At length his son and daughter joined him and took part in his domestic and out-door enjoyments. They accompanied him in his drives and rides, and Matt took part in his chemical experiments. One of their great delights was the fabrication of an immense paper balloon, and the making of the hydrogen gas to fill it with. After great preparations the balloon was made and filled, and sent up in the field behind the house, to the delight of all concerned. To Mrs. Watt he wrote expressing to her how much pleasanter his residence in Cornwall had become since his son and daughter’s visit. “I shall be happier,” he said, “during the remainder of my residence here than in the former part of it; for I am ill calculated to live alone in an enemy’s country, and to contest lawsuits. Besides, the only source of happiness I look for in my future life is in my children. Matt behaves extremely well, is active and good-humoured; and my daughter, too, has, I think, good dispositions and sentiments, which I shall cherish, and prevent as much as possible from being sullied by narrow and illiberal-minded companions.” After a few months’ pleasant social intercourse with his family at Cosgarne, varied by occasional bickerings with the adventurers out of doors about dues, Boulton returned to Birmingham, to enter upon new duties and undertake new enterprises.


CHAPTER XVII.
Commercial Politics—The Albion Mills—Riots in Cornwall—Prosperity of Boulton and Watt.

When Boulton returned to Birmingham, he was urgently called upon to take part in a movement altogether foreign to his habits.
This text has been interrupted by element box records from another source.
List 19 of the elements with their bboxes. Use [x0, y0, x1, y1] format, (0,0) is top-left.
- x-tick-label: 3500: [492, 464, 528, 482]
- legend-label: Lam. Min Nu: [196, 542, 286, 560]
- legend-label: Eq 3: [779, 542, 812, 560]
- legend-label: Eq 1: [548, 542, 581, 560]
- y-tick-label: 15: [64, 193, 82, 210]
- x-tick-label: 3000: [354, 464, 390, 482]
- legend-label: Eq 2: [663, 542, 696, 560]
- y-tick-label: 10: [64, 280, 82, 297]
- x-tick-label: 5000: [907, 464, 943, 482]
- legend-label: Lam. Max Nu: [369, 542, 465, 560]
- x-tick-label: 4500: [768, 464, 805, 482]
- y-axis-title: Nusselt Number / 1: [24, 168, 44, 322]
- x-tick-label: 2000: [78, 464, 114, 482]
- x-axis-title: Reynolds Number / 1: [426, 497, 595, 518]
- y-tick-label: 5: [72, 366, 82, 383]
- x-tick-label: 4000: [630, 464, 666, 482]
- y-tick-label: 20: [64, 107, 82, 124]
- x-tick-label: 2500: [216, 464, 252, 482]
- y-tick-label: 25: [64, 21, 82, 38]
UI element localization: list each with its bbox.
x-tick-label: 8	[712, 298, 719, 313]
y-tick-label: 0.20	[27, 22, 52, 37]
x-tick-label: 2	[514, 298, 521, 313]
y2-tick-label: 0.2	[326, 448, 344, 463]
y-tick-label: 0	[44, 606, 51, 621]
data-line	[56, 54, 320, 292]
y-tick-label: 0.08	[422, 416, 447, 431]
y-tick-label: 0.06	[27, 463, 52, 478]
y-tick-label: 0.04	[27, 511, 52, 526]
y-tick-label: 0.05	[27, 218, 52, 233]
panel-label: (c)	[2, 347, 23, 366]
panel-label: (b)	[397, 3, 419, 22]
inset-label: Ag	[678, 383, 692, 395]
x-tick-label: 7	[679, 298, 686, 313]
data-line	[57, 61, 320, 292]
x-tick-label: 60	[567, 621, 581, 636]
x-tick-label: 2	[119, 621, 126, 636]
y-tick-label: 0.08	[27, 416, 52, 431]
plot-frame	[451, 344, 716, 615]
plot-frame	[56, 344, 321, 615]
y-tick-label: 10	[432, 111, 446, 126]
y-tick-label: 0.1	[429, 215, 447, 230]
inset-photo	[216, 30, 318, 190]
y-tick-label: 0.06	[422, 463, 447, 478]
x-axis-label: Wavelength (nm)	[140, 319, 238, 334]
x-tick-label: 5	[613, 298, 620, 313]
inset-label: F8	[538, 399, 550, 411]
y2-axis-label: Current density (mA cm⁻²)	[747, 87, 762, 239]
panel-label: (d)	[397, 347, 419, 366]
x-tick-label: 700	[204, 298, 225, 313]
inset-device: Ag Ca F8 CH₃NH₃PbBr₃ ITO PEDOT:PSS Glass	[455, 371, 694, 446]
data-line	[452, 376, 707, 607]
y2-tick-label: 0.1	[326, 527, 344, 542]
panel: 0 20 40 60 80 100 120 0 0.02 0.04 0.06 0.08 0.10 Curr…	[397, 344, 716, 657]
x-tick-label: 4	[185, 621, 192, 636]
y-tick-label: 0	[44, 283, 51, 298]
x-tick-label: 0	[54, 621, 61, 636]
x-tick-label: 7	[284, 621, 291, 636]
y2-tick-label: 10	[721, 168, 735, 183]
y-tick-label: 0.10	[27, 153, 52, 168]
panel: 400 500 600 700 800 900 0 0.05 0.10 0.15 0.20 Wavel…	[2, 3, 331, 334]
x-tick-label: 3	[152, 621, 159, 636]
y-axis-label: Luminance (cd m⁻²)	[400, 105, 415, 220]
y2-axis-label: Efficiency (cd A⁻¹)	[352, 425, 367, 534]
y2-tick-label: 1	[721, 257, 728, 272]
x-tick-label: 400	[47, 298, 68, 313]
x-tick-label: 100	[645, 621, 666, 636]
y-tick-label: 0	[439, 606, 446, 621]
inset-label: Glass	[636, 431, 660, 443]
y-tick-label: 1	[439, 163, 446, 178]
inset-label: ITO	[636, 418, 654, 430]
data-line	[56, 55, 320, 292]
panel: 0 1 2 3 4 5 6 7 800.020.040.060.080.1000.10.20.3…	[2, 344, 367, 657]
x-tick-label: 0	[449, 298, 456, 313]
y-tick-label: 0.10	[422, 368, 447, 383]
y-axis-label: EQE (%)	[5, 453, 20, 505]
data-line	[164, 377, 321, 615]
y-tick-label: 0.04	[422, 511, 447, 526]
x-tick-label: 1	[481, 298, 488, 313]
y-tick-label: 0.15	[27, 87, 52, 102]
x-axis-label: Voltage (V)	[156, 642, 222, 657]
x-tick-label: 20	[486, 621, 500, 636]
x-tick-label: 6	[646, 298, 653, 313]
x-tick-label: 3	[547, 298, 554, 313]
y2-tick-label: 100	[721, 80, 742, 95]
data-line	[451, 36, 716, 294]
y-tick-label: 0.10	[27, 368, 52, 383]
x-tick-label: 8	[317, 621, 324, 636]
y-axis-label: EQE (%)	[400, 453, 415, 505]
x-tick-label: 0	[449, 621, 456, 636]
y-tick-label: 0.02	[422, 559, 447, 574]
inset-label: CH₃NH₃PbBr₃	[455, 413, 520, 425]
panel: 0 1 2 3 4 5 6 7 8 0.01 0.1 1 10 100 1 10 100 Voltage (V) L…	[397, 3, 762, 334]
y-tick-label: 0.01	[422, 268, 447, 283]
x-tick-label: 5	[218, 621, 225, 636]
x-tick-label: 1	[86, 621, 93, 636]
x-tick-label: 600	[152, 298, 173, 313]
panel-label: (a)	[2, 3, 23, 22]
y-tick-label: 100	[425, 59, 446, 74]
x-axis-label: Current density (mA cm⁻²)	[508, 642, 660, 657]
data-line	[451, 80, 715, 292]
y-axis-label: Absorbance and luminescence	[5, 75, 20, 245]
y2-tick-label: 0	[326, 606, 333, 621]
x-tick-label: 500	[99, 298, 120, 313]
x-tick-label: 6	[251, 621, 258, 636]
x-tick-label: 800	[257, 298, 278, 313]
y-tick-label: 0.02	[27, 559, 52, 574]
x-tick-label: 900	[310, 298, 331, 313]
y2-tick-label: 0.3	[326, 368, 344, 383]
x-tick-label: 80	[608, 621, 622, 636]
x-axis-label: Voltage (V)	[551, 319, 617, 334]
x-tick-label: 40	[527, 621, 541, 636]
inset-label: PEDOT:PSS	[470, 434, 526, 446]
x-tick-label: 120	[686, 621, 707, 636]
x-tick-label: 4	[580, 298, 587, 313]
He had heretofore been too much engrossed by business to admit of his taking any active part in political affairs. Being, however, of an active temperament, and mixing with men of all classes, he could not but feel an interest in the public movements of his time. Early in 1784, we find him taking the lead in getting up a loyal address to the King on the resignation of the Portland Administration and the appointment of Mr. Pitt as Prime Minister. It appears, however, that Pitt disappointed his expectations. One of his first projects was a scheme of taxation, which he introduced for the purpose of remedying the disordered state of the finances, but which, in Boulton’s opinion, would, if carried, have the effect of seriously damaging the national industry. The Minister proposed to tax coal, iron, copper, and other raw materials of manufacture, to the amount of about a million a year. Boulton immediately bestirred himself to oppose the adoption of the scheme. He held that for a manufacturing nation to tax the raw materials of wealth was a suicidal measure, calculated, if persevered in, to involve the producers of wealth in ruin. “Let taxes,” he said, “be laid upon luxuries, upon vices, and if you like upon property; tax riches when got, and the expenditure of them, but not the means of getting them; of all things, don’t cut open the hen that lays the golden eggs.”[267]

Petitions and memorials were forthwith got up in the midland counties, and presented against the measure; and Boulton being recognised as the leader of the movement in his district, was summoned by Mr. Pitt to London to an interview with him on the subject. He then took the opportunity of pressing upon the Minister the necessity of taking measures to secure reciprocity of trade with foreign nations, as being of vital importance to the trade of England. Writing to his partner Scale, he said, “Surely our Ministers must be bad politicians, to suffer the gates of nearly every commercial city in the world to be shut against us.” “There is no doubt,” he wrote to his friend Garbett, “but the edicts, prohibitions, and high duties laid upon our manufacturers by foreign powers will be severely felt, unless some new commercial treaties are entered into with such powers. I fear our young Minister is not sufficiently aware of the importance of the subject, and I likewise fear he will pledge himself before Parliament meets to carry other measures in the next session that will be as odious to the country as his late attempts.”